I went into town that day and bought up a batch of candy and trinkets for my little Indian friends. Late that afternoon as I saw the children bringing in the goats from the mountains, I walked down to the corral. There were three small boys and a girl with the little flock of goats. They all smiled and spoke to me and I went to passin’ out some stick candy and jawbreakers that I had in my pocket.

The jawbreakers were of all colors of the rainbow and the girl, who might have been a year or two older than my little medicine man, took a yellowish-orange one and said it was about the color of the roots that the goats that had the fits ate. The boys all had a laugh, saying that maybe a candy that color would give her fits too. Small Indian children have a keen sense of humor, and when they are not afraid of you, they are lots of fun to be around.

I knew that the little Indians knew the plant that was making the goats have fits and the next morning I was down at the corral early when they turned the goats out to herd them up into the mountains. I knew that those little
Indian kids could outwalk and outclimb me in the rocks so I saddled a good gentle horse and rode along behind the goats and talked to my little medicine man.

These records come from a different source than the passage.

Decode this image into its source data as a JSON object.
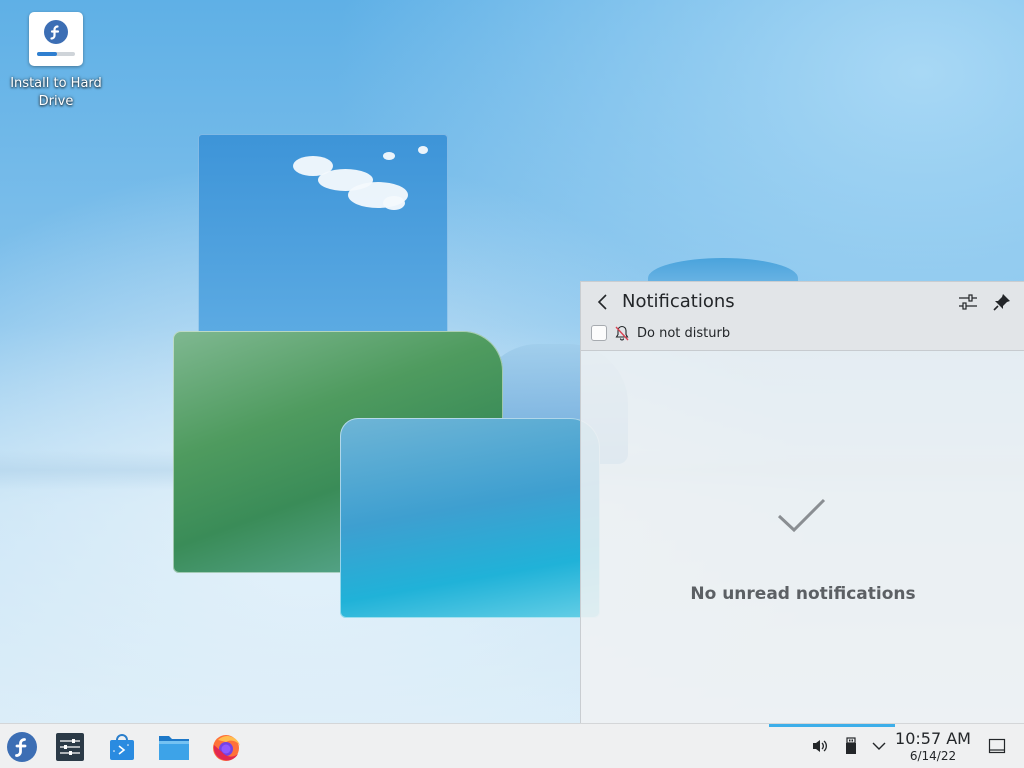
{
  "desktop": {
    "icons": [
      {
        "label_line1": "Install to Hard",
        "label_line2": "Drive",
        "icon": "fedora-install-icon"
      }
    ]
  },
  "notifications_panel": {
    "title": "Notifications",
    "dnd_label": "Do not disturb",
    "dnd_checked": false,
    "empty_text": "No unread notifications",
    "accent_color": "#3daee9"
  },
  "taskbar": {
    "apps": [
      {
        "name": "application-launcher",
        "icon": "fedora-logo-icon"
      },
      {
        "name": "system-settings",
        "icon": "settings-sliders-icon"
      },
      {
        "name": "discover",
        "icon": "software-store-icon"
      },
      {
        "name": "dolphin",
        "icon": "file-manager-folder-icon"
      },
      {
        "name": "firefox",
        "icon": "firefox-icon"
      }
    ],
    "tray": [
      {
        "icon": "volume-icon"
      },
      {
        "icon": "removable-device-icon"
      },
      {
        "icon": "chevron-down-icon"
      }
    ],
    "clock": {
      "time": "10:57 AM",
      "date": "6/14/22"
    }
  }
}
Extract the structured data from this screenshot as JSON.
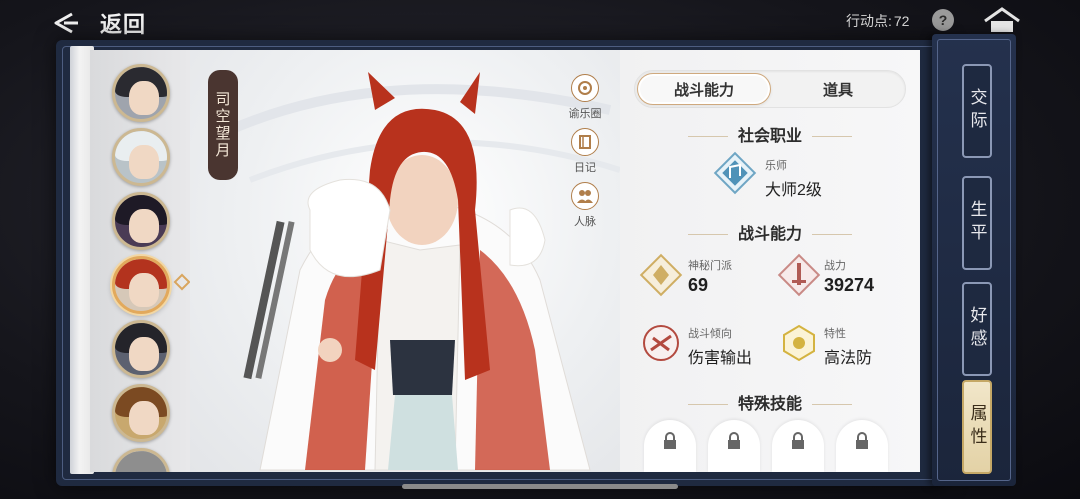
{
  "header": {
    "back_label": "返回",
    "action_points_label": "行动点:",
    "action_points_value": "72",
    "help_label": "?"
  },
  "character": {
    "name": "司空望月"
  },
  "quick_links": [
    {
      "label": "谕乐圈",
      "icon": "music-circle-icon"
    },
    {
      "label": "日记",
      "icon": "diary-icon"
    },
    {
      "label": "人脉",
      "icon": "contacts-icon"
    }
  ],
  "tabs": {
    "combat": "战斗能力",
    "items": "道具"
  },
  "career": {
    "section_title": "社会职业",
    "small": "乐师",
    "main": "大师2级"
  },
  "combat": {
    "section_title": "战斗能力",
    "sect_label": "神秘门派",
    "sect_value": "69",
    "power_label": "战力",
    "power_value": "39274",
    "tendency_label": "战斗倾向",
    "tendency_value": "伤害输出",
    "trait_label": "特性",
    "trait_value": "高法防"
  },
  "skills": {
    "section_title": "特殊技能",
    "slots": 4
  },
  "side_tabs": [
    "交际",
    "生平",
    "好感",
    "属性"
  ],
  "colors": {
    "accent_gold": "#cfa97e",
    "side_panel": "#1f2a40",
    "page_bg": "#f4f4f5"
  }
}
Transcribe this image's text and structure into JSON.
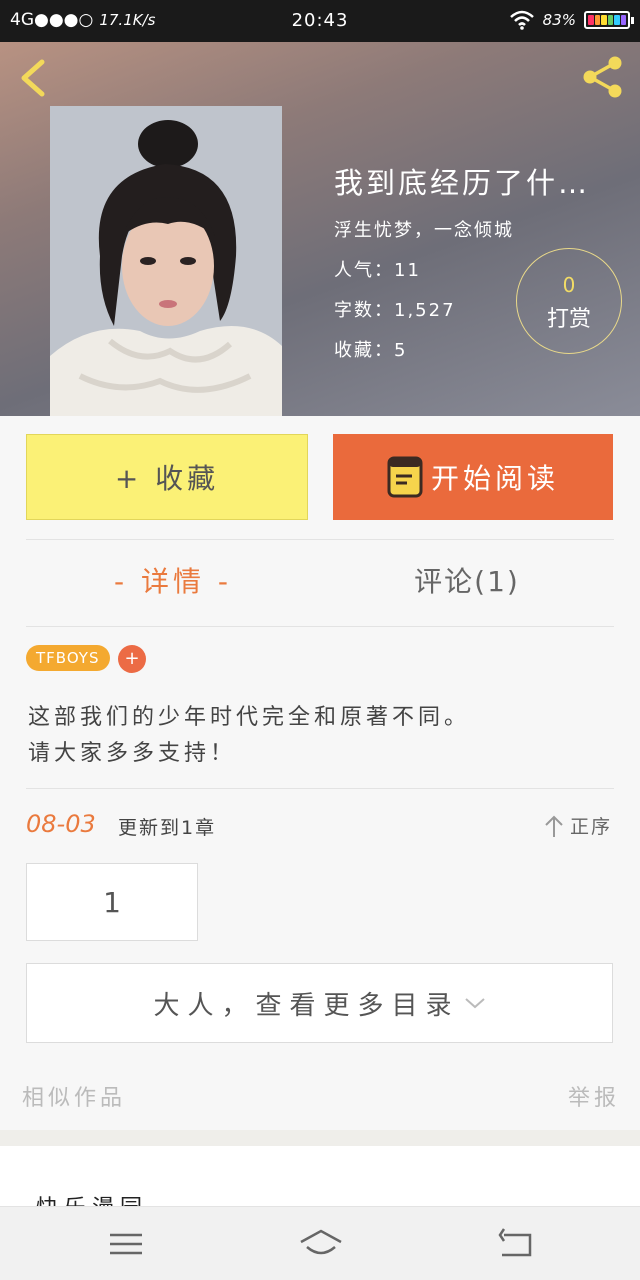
{
  "status_bar": {
    "network": "4G",
    "speed": "17.1K/s",
    "time": "20:43",
    "battery": "83%"
  },
  "icons": {
    "back": "chevron-left-icon",
    "share": "share-icon",
    "book": "book-icon",
    "sort": "arrow-up-icon",
    "expand": "chevron-down-icon"
  },
  "colors": {
    "accent_orange": "#ea6a3c",
    "collect_yellow": "#fbf176",
    "tag_orange": "#f4a930",
    "icon_yellow": "#f2dc66"
  },
  "book": {
    "title": "我到底经历了什…",
    "subtitle": "浮生忧梦，一念倾城",
    "popularity": "人气：11",
    "word_count": "字数：1,527",
    "favorites": "收藏：5"
  },
  "reward": {
    "count": "0",
    "label": "打赏"
  },
  "actions": {
    "collect_label": "+ 收藏",
    "read_label": "开始阅读"
  },
  "tabs": {
    "detail": "- 详情 -",
    "comment": "评论(1)"
  },
  "tag": {
    "label": "TFBOYS",
    "add_label": "+"
  },
  "description": {
    "line1": "这部我们的少年时代完全和原著不同。",
    "line2": "请大家多多支持！"
  },
  "update": {
    "date": "08-03",
    "text": "更新到1章",
    "sort_label": "正序"
  },
  "chapters": {
    "first": "1",
    "more_label": "大人，查看更多目录"
  },
  "footer": {
    "similar_label": "相似作品",
    "report_label": "举报",
    "card_text": "快乐漫园"
  }
}
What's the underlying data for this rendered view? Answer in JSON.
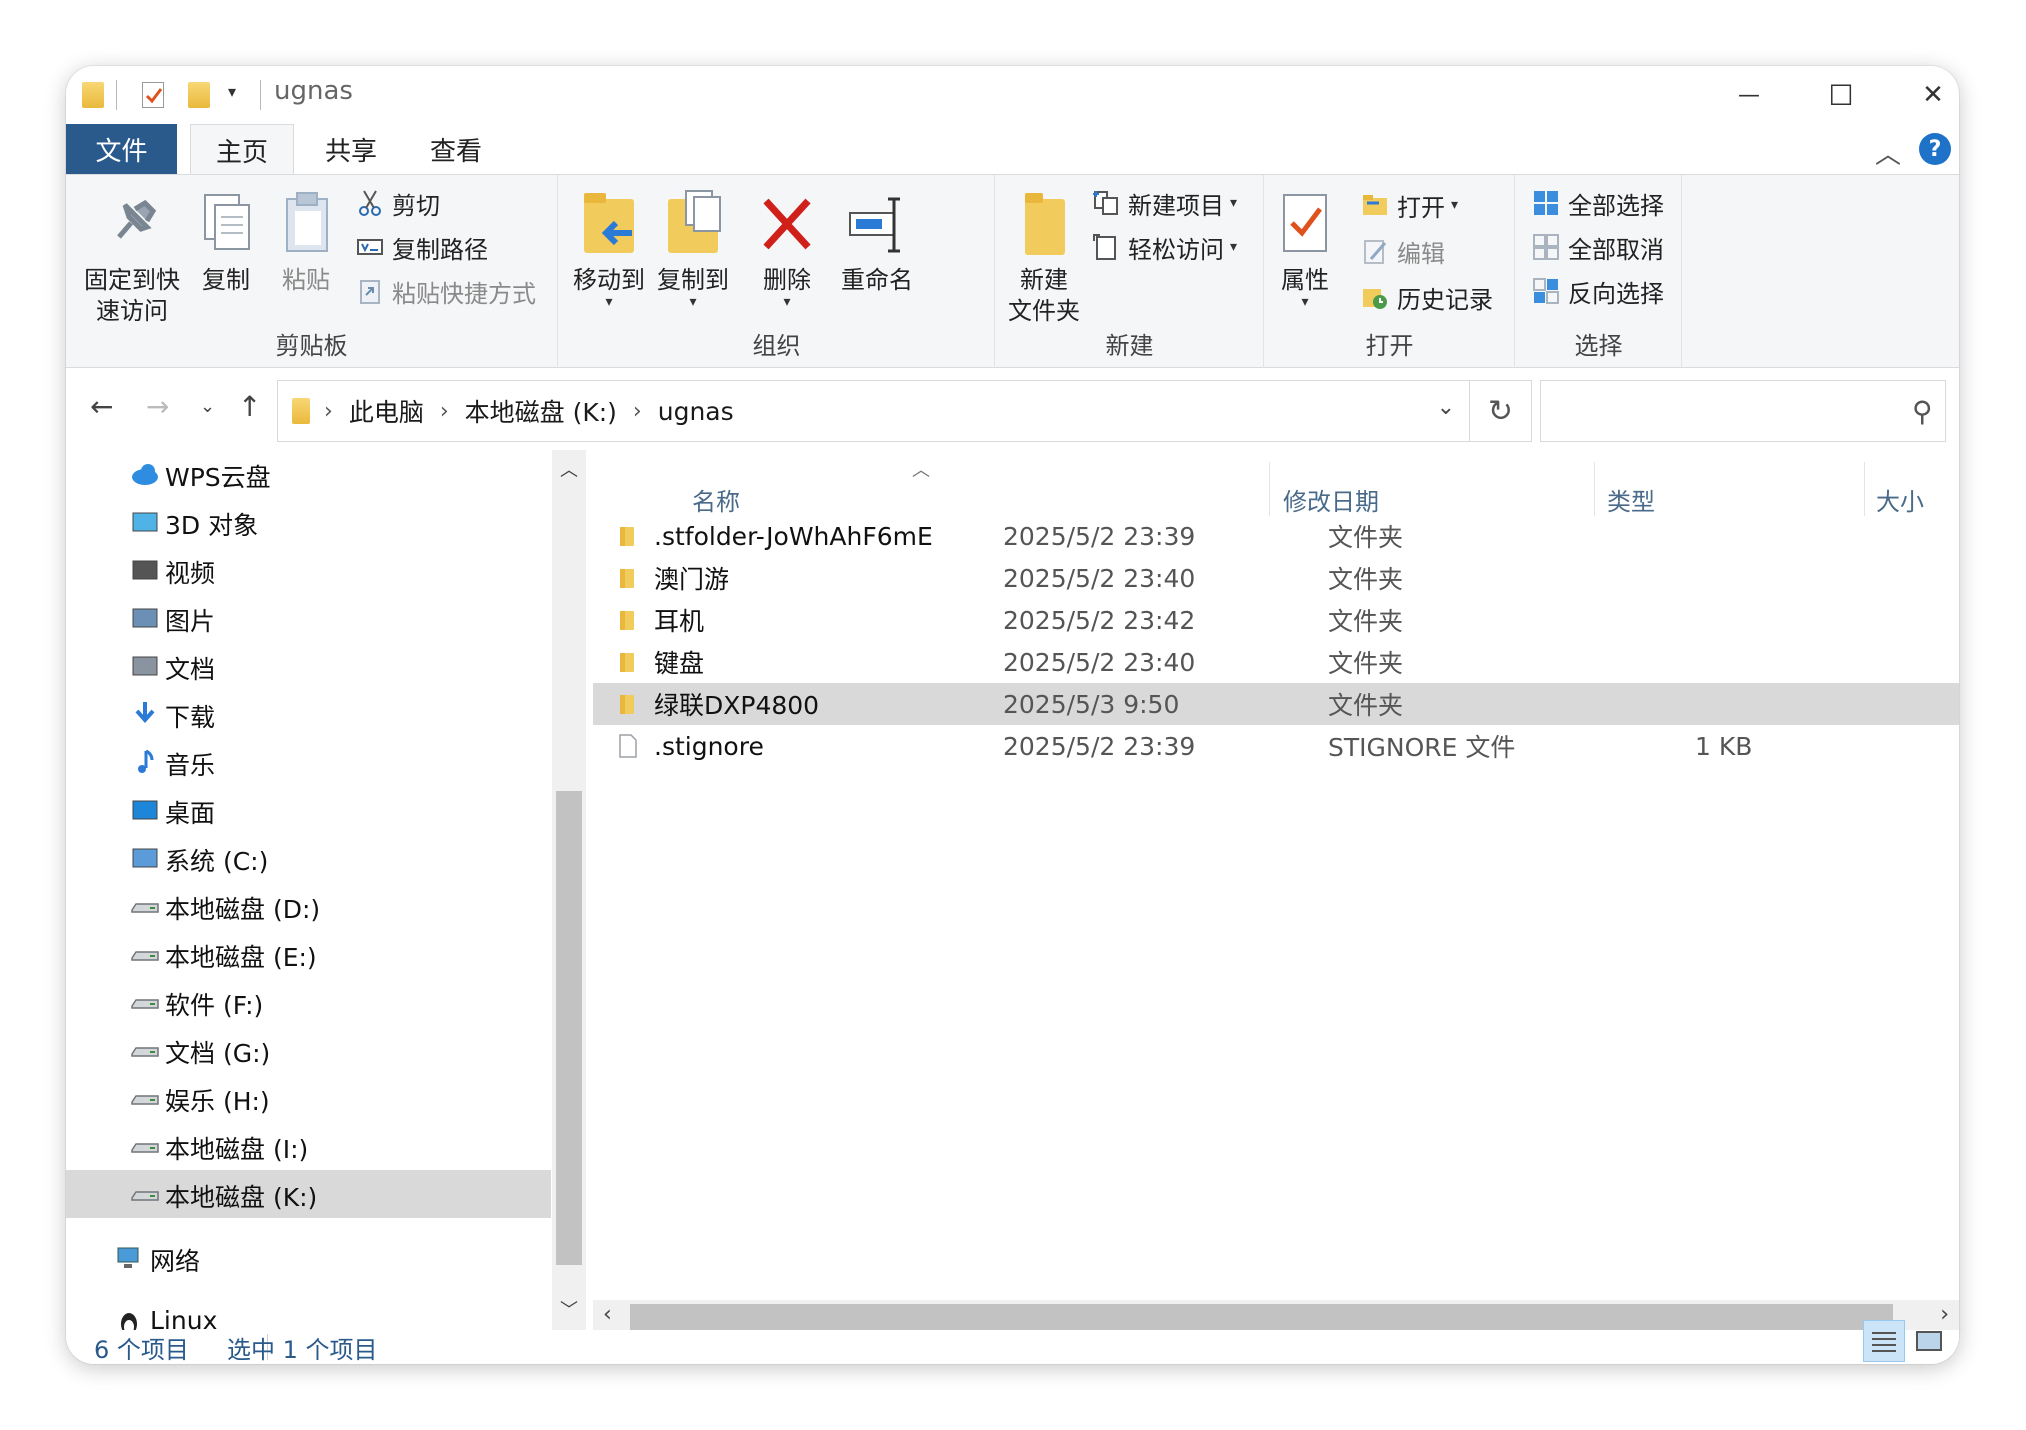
{
  "window": {
    "title": "ugnas",
    "controls": {
      "minimize": "—",
      "maximize": "☐",
      "close": "✕"
    }
  },
  "tabs": {
    "file": "文件",
    "home": "主页",
    "share": "共享",
    "view": "查看",
    "help": "?"
  },
  "ribbon": {
    "clipboard": {
      "label": "剪贴板",
      "pin_line1": "固定到快",
      "pin_line2": "速访问",
      "copy": "复制",
      "paste": "粘贴",
      "cut": "剪切",
      "copy_path": "复制路径",
      "paste_shortcut": "粘贴快捷方式"
    },
    "organize": {
      "label": "组织",
      "move_to": "移动到",
      "copy_to": "复制到",
      "delete": "删除",
      "rename": "重命名"
    },
    "new": {
      "label": "新建",
      "new_folder_line1": "新建",
      "new_folder_line2": "文件夹",
      "new_item": "新建项目",
      "easy_access": "轻松访问"
    },
    "open": {
      "label": "打开",
      "properties": "属性",
      "open": "打开",
      "edit": "编辑",
      "history": "历史记录"
    },
    "select": {
      "label": "选择",
      "select_all": "全部选择",
      "select_none": "全部取消",
      "invert": "反向选择"
    }
  },
  "address": {
    "crumbs": [
      "此电脑",
      "本地磁盘 (K:)",
      "ugnas"
    ],
    "search_placeholder": ""
  },
  "nav": {
    "items": [
      {
        "label": "WPS云盘",
        "icon": "cloud-icon"
      },
      {
        "label": "3D 对象",
        "icon": "3d-objects-icon"
      },
      {
        "label": "视频",
        "icon": "video-icon"
      },
      {
        "label": "图片",
        "icon": "pictures-icon"
      },
      {
        "label": "文档",
        "icon": "documents-icon"
      },
      {
        "label": "下载",
        "icon": "download-icon"
      },
      {
        "label": "音乐",
        "icon": "music-icon"
      },
      {
        "label": "桌面",
        "icon": "desktop-icon"
      },
      {
        "label": "系统 (C:)",
        "icon": "system-drive-icon"
      },
      {
        "label": "本地磁盘 (D:)",
        "icon": "drive-icon"
      },
      {
        "label": "本地磁盘 (E:)",
        "icon": "drive-icon"
      },
      {
        "label": "软件 (F:)",
        "icon": "drive-icon"
      },
      {
        "label": "文档 (G:)",
        "icon": "drive-icon"
      },
      {
        "label": "娱乐 (H:)",
        "icon": "drive-icon"
      },
      {
        "label": "本地磁盘 (I:)",
        "icon": "drive-icon"
      },
      {
        "label": "本地磁盘 (K:)",
        "icon": "drive-icon",
        "selected": true
      }
    ],
    "network": "网络",
    "linux": "Linux"
  },
  "columns": {
    "name": "名称",
    "date": "修改日期",
    "type": "类型",
    "size": "大小"
  },
  "files": [
    {
      "name": ".stfolder-JoWhAhF6mE",
      "date": "2025/5/2 23:39",
      "type": "文件夹",
      "size": "",
      "kind": "folder"
    },
    {
      "name": "澳门游",
      "date": "2025/5/2 23:40",
      "type": "文件夹",
      "size": "",
      "kind": "folder"
    },
    {
      "name": "耳机",
      "date": "2025/5/2 23:42",
      "type": "文件夹",
      "size": "",
      "kind": "folder"
    },
    {
      "name": "键盘",
      "date": "2025/5/2 23:40",
      "type": "文件夹",
      "size": "",
      "kind": "folder"
    },
    {
      "name": "绿联DXP4800",
      "date": "2025/5/3 9:50",
      "type": "文件夹",
      "size": "",
      "kind": "folder",
      "selected": true
    },
    {
      "name": ".stignore",
      "date": "2025/5/2 23:39",
      "type": "STIGNORE 文件",
      "size": "1 KB",
      "kind": "file"
    }
  ],
  "status": {
    "count": "6 个项目",
    "selected": "选中 1 个项目"
  },
  "colors": {
    "accent": "#2a5a8c",
    "folder": "#eab93c",
    "selection": "#d9d9d9",
    "help": "#1e73c9",
    "delete": "#d0201a"
  }
}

When we were high up in the rocks, I reached in my pocket and passed out some more candy and held one of these yellowish-orange-colored jawbreakers and asked them to show me the weed that color. They weren’t more than a minute pulling some wild potato vines out of the crevices between the rocks, and the root was a little round-shaped ball about the color of the candy.

The kids helped me gather about half a gallon of these roots, and I kept enough of the vines to stick in my pockets and poured the roots in a saddle pocket and started back to the headquarters.

My fat flyboy friend would not be in until later in the afternoon and I decided that it was time for me to get to my laboratory with these plants. I took a little more time going home and got there late the second day.

In my laboratory I started grinding and working what I had brought back with me. I had been gone six days and I had a stack of calls that I had to make. It took all of that night and most of the next day to catch up with my practice and then I came back to my Arizona plants.

Old flyboy flew in the next morning and I was able to report to him that it was the wild potato vines that were causing the trouble. The toxic substance worked on the central nervous system and the lack of coordination was coming from damage of the nervous system. The only treatment would be to move the stock away from the high rocky region where the melted snow had made the potato crop.

He was a little astonished but was convinced that I had found the trouble and began to plan how he could get his
cattle away from that part of the range. He whipped out his checkbook and paid me for my services and asked, “Are there any favors that I can do for you?”

I said, “Yeah, one. When you get back to the ranch, let the Indian children herd their goats along the draws and round the spring where the milk will be good and the goats won’t die from eating the potato vines. You see, it was your own medicine man and the goats that found the trouble for me.”

Everett Townsend of Townsend Brothers, who operated several ranches up and down the border and owned a Ford agency in Mexico City, tended to lots of their business by plane. Everett flew into Fort Stockton to get me to fly down beyond Del Rio to look at a bunch of sheep that weren’t dying but were very unthrifty.

He came in the office and we visited a little while and he told me about his sheep and said we could look at them and be back by noon. I told him I was much obliged for all that fast service, but I hadn’t got my business scattered to where I had to tend to it in an airship and his loss and lack of time were no responsibility of mine. Besides, I had my word out to my propeller friends that I would always be on the ground to gather them up. I said that if he felt that these sheep would last till morning, I would drive down in my car and take a look at them.